Alexion Pharmaceuticals, Inc. AstraZeneca Rare Disease, will present new data showing significant advances for the treatment of anti-aquaporin-4 (AQP4) antibody-positive (Ab+) neuromyelitis optica spectrum disorder (NMOSD) at the European Committee for Treatment and Research in Multiple Sclerosis (ECTRIMS) Congress, October 26 to 28, 2022. Data presented at the meeting will feature new insights from Alexion's complement portfolio illustrating the critical role of C5 inhibition in treating AQP4 Ab+ NMOSD and significantly reducing the risk of relapses, including findings on the first and only long-acting C5 complement inhibitor, ULTOMIRIS® (ravulizumab-cwvz). Redefining NMOSD disease management; An oral presentation will showcase results of the CHAMPION-NMOSD trial, which evaluated the safety and efficacy of ULTOMIRIS in adults with AQP4 Ab+ NMOSD, compared to the external placebo arm from the pivotal SOLIRIS® PREVENT clinical trial.

The data will show there were zero adjudicated on-trial relapses observed in patients with AQP4 Ab+ NMOSD with a median treatment duration of 73 weeks, representing a relapse risk reduction of 98.6% (p<0.0001) compared to the external placebo arm. The safety and tolerability of ULTOMIRIS in the CHAMPION-NMOSD trial were consistent with previous clinical studies and other approved indications.
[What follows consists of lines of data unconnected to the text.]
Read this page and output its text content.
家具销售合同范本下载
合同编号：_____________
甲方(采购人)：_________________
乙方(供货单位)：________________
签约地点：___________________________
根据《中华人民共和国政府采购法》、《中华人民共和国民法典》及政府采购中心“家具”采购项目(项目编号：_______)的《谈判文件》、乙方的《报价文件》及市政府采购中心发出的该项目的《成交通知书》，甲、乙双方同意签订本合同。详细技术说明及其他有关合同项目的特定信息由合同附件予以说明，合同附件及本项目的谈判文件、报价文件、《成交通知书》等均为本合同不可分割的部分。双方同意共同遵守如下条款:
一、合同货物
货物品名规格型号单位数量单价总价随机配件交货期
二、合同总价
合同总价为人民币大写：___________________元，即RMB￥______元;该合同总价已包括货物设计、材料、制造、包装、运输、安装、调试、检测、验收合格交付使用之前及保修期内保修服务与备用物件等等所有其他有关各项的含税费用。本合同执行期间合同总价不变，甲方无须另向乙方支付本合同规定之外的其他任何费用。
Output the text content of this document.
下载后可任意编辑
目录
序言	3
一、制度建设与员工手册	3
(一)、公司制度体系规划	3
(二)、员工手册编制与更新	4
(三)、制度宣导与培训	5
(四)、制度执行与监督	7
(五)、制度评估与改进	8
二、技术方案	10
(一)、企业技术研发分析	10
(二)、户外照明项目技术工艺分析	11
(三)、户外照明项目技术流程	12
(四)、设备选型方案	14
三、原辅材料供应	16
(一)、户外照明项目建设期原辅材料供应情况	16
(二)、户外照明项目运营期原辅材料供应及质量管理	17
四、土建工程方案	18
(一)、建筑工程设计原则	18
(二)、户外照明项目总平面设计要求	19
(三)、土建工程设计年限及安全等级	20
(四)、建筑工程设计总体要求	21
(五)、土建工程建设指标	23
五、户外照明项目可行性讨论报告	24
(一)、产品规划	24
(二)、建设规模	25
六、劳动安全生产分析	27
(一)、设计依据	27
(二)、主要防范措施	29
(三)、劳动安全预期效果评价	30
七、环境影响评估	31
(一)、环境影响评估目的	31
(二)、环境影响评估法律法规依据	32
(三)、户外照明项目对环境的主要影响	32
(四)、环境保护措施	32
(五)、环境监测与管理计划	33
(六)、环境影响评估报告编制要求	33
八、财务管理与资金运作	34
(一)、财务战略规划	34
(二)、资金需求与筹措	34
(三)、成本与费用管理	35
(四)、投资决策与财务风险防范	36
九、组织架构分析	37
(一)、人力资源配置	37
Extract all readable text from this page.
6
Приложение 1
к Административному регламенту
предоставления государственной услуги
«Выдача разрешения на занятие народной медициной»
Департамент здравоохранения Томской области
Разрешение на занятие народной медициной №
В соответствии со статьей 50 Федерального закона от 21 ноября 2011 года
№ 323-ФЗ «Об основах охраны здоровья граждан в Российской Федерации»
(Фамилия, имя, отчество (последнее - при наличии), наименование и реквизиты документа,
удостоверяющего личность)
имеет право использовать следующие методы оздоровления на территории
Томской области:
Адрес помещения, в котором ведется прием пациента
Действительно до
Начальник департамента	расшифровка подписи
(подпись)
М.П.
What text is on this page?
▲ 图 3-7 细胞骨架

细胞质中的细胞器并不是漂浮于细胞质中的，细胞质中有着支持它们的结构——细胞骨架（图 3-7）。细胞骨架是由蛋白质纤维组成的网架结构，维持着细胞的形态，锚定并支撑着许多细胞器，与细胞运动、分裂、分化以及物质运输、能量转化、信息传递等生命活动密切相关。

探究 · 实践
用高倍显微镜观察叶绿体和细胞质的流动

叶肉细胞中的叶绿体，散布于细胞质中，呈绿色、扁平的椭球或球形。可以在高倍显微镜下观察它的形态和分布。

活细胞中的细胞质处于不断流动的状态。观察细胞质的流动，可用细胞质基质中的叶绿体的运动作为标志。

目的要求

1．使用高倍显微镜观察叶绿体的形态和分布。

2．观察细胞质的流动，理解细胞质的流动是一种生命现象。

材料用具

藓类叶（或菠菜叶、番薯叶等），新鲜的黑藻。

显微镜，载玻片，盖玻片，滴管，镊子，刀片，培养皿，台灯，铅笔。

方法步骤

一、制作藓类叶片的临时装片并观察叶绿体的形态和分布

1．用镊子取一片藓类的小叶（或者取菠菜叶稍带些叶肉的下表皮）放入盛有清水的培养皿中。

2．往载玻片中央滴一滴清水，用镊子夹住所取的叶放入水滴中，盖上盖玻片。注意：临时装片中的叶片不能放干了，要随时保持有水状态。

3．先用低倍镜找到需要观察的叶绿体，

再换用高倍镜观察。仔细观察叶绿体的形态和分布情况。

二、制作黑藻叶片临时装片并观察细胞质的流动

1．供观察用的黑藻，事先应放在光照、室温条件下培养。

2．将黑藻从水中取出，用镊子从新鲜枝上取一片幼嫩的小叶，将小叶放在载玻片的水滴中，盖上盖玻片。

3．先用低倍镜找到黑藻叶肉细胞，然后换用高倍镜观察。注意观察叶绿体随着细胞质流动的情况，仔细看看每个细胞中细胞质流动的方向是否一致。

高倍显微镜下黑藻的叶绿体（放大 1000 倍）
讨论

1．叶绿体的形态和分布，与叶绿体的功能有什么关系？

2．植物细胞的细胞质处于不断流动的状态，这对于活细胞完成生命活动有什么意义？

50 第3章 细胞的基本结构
Improving understanding of the NMOSD patient experience; Two poster presentations detail findings from qualitative interviews with NMOSD patients.

This work helps to inform the scientific community about the immediate and lasting impact of relapses, including ability to work and participate in daily activities, mobility and pain as well as reliance on caregiver support. What is ULTOMIRIS? ULTOMIRIS is a prescription medicine used to treat: adults and children 1 month of age and older with a disease called Paroxysmal Nocturnal Hemoglobinuria (PNH).

adults and children 1 month of age and older with a disease called atypical Hemolytic Uremic Syndrome (aHUS). ULTOMIRIS is not used in treating people with Shiga toxin E. coli related hemolytic uremic syndrome (STEC-HUS). adults with a disease called generalized myasthenia gravis (gMG) who are anti-acetylcholine receptor (AChR) antibody positive.

It is not known if ULTOMIRIS is safe and effective in children younger than 1 month of age. It is not known if ULTOMIRIS is safe and effective for the treatment of gMG in children. Subcutaneous administration of ULTOMIRIS has not been evaluated and is not approved for use in children.